NFL.com’s Ian Rapoport interviewed Rich McKay, chairman of the NFL Competition Committee, about low blocks on Monday. The committee will be meeting this week in Indianapolis during the NFL Combine and low blocks are expected to be on the agenda:
On what the committee has learned about low blocks:
“I think what you learn is you keep talking about it. The way we have always worked is don’t make any decisions in the first four days. Try to get yourself thinking about what the rules changes could be, how they could impact the game, what are the unforeseen consequences of it, don’t jump into anything too quickly. We meet with the Players Association on Wednesday afternoon. That gives up a couple of days to kind of get some ideas together, and we present them to them and get their feedback, and a lot of times that changes our thinking also. So it will be a little while before I can give you some concrete proposals, but a lot of good discussion.”

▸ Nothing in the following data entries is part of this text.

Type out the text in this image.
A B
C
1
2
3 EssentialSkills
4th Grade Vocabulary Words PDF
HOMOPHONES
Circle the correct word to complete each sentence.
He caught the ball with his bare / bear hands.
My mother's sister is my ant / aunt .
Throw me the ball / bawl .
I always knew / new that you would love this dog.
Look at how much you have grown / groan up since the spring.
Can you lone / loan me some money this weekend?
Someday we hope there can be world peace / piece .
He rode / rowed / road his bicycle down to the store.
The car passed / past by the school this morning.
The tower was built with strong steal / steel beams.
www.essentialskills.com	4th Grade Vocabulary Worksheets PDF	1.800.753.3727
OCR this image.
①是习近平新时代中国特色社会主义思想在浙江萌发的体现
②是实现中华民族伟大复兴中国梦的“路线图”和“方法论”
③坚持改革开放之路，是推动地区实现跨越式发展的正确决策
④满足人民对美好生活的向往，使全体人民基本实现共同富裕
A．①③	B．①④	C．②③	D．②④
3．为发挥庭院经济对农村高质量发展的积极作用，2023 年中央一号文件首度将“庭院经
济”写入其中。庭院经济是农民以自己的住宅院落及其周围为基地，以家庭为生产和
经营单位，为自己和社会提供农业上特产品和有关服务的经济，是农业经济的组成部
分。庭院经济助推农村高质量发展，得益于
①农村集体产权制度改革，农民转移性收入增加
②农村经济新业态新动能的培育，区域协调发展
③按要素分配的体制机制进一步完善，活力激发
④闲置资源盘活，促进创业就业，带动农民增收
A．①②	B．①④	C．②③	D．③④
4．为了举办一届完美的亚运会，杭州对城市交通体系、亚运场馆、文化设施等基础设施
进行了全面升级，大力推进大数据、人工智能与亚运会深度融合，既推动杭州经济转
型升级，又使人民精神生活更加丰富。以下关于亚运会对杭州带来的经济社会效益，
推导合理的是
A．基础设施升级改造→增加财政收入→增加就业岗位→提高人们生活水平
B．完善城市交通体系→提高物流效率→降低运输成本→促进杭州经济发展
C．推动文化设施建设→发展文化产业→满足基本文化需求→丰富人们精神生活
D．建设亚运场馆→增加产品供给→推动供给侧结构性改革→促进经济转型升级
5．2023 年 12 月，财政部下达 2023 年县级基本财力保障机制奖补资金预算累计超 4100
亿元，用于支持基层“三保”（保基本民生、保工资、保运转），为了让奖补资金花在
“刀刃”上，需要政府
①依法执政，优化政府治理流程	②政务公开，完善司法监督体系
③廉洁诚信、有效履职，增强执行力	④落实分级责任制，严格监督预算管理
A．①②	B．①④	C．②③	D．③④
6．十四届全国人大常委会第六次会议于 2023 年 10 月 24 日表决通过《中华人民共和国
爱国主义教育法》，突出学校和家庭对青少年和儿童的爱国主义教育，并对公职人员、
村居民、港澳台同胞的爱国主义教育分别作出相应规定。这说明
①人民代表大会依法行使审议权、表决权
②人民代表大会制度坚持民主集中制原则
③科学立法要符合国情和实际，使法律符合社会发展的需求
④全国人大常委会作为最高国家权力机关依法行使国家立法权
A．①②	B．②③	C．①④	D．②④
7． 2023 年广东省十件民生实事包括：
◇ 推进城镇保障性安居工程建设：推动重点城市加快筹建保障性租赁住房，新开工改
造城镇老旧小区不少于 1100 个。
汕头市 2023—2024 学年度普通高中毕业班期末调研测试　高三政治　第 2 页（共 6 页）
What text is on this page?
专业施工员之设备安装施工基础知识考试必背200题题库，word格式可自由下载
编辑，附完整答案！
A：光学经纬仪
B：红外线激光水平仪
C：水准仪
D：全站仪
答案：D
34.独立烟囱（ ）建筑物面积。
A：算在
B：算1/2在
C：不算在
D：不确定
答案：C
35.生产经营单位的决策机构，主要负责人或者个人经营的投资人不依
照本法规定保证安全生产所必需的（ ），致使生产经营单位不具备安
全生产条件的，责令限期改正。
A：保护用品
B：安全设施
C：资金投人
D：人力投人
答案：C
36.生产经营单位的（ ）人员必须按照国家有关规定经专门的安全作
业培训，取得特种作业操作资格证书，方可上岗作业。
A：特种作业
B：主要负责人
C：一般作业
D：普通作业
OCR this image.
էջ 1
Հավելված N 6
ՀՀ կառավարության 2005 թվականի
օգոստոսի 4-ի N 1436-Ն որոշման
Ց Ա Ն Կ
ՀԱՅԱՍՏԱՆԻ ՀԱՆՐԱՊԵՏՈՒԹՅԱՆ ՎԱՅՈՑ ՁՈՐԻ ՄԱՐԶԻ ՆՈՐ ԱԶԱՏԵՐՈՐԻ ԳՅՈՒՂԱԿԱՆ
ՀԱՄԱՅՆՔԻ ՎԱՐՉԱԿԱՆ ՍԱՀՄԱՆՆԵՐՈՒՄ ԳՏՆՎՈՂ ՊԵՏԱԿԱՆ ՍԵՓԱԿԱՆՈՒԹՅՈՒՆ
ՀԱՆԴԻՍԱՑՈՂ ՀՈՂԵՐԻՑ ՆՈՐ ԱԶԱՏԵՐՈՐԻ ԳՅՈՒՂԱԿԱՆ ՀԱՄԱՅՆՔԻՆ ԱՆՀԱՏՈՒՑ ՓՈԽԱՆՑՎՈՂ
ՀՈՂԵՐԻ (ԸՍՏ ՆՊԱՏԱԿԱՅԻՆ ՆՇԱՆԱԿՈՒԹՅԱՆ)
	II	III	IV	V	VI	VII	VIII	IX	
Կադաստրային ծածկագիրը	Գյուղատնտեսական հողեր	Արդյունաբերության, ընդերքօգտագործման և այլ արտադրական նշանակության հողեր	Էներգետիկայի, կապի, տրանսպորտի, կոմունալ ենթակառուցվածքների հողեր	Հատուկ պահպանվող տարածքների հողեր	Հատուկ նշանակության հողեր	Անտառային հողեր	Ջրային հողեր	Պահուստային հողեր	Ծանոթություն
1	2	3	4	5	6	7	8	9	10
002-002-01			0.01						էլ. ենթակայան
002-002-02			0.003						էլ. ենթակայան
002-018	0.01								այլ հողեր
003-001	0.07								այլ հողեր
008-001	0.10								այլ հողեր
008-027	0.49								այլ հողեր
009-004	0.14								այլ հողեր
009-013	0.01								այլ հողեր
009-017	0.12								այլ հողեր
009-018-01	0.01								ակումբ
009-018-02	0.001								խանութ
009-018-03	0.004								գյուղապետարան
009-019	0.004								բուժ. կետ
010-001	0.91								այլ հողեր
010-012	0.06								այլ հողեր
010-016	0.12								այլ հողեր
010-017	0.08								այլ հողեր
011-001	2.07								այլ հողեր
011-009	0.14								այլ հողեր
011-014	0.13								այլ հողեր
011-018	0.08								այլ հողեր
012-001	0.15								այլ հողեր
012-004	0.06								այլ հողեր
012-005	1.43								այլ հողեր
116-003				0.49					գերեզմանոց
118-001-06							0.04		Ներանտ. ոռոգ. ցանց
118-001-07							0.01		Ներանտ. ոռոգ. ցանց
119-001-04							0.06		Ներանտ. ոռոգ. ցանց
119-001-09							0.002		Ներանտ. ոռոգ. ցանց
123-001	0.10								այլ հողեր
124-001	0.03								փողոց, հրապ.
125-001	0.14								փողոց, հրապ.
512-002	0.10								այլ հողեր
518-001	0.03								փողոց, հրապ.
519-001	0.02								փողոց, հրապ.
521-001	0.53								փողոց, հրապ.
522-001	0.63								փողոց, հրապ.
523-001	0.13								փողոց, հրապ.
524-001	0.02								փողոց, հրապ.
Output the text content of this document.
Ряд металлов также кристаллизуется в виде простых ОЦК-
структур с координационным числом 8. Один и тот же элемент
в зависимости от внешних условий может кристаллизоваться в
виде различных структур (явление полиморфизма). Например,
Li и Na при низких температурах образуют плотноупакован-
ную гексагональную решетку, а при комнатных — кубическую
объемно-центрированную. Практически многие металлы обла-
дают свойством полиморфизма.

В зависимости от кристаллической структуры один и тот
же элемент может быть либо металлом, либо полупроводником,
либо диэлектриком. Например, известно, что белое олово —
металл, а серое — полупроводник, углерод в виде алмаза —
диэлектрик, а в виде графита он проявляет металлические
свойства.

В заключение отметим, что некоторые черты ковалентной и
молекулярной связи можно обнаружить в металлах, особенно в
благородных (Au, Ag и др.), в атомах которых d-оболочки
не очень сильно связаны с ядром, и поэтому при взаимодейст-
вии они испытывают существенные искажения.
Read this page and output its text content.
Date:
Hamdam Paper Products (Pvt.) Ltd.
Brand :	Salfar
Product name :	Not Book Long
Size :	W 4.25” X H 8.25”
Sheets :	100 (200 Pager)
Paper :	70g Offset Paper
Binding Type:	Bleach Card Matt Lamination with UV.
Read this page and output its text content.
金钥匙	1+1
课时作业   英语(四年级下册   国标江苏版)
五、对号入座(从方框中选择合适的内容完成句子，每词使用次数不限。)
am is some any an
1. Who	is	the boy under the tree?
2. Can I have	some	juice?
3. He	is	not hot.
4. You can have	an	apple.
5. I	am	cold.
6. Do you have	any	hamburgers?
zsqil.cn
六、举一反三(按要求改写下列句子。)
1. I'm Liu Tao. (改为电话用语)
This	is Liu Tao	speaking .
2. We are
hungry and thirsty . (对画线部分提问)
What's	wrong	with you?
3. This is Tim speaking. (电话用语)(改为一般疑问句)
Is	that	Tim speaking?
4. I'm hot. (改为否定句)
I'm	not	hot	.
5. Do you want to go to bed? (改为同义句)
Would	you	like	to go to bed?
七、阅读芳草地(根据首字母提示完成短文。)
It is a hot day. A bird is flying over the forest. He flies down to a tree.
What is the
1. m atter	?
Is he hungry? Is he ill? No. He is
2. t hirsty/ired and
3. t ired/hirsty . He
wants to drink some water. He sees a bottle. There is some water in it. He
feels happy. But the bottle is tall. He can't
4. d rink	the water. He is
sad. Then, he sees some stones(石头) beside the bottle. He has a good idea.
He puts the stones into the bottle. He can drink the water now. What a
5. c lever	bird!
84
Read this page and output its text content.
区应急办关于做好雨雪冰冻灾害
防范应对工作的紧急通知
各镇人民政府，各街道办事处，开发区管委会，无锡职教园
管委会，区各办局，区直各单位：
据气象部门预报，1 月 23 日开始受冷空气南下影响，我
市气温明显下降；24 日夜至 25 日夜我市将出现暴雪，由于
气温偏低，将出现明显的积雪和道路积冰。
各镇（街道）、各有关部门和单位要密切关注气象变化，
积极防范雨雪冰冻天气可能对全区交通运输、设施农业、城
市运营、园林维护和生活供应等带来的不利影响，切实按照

What feedback do you get from coaches and players on low blocks?
“The offensive line coaches are probably a little more liberal in the use of the low block. What’s impressive to me is I think the players, specifically defensive players, I think they understand low blocks very well. And they do a good job explaining where they’re at risk and not at risk, and that feedback is always important because sometimes you’ll see an injury in a game and you immediately say to yourself ‘boy, that should be changed’ and then you’ll go into a room with the players where they say, ‘No, no, he could have defended himself, this is how he should have played that block.’ That’s always important feedback. You don’t want to just live on tape or injury stats. You want to get feedback from the guys playing the game, coaching the game, because they’re the ones living it every day.”
On the Brian Cushing injury peel-back block:
“We will look at the peel-back block…the peel-back block is a dangerous play. It’s a play where the lineman actually goes downfield and then comes back toward his own in-line, and we just don’t feel like the defensive player has a legitimate chance to defend himself. He can’t anticipate the block, so we’ll look into that.”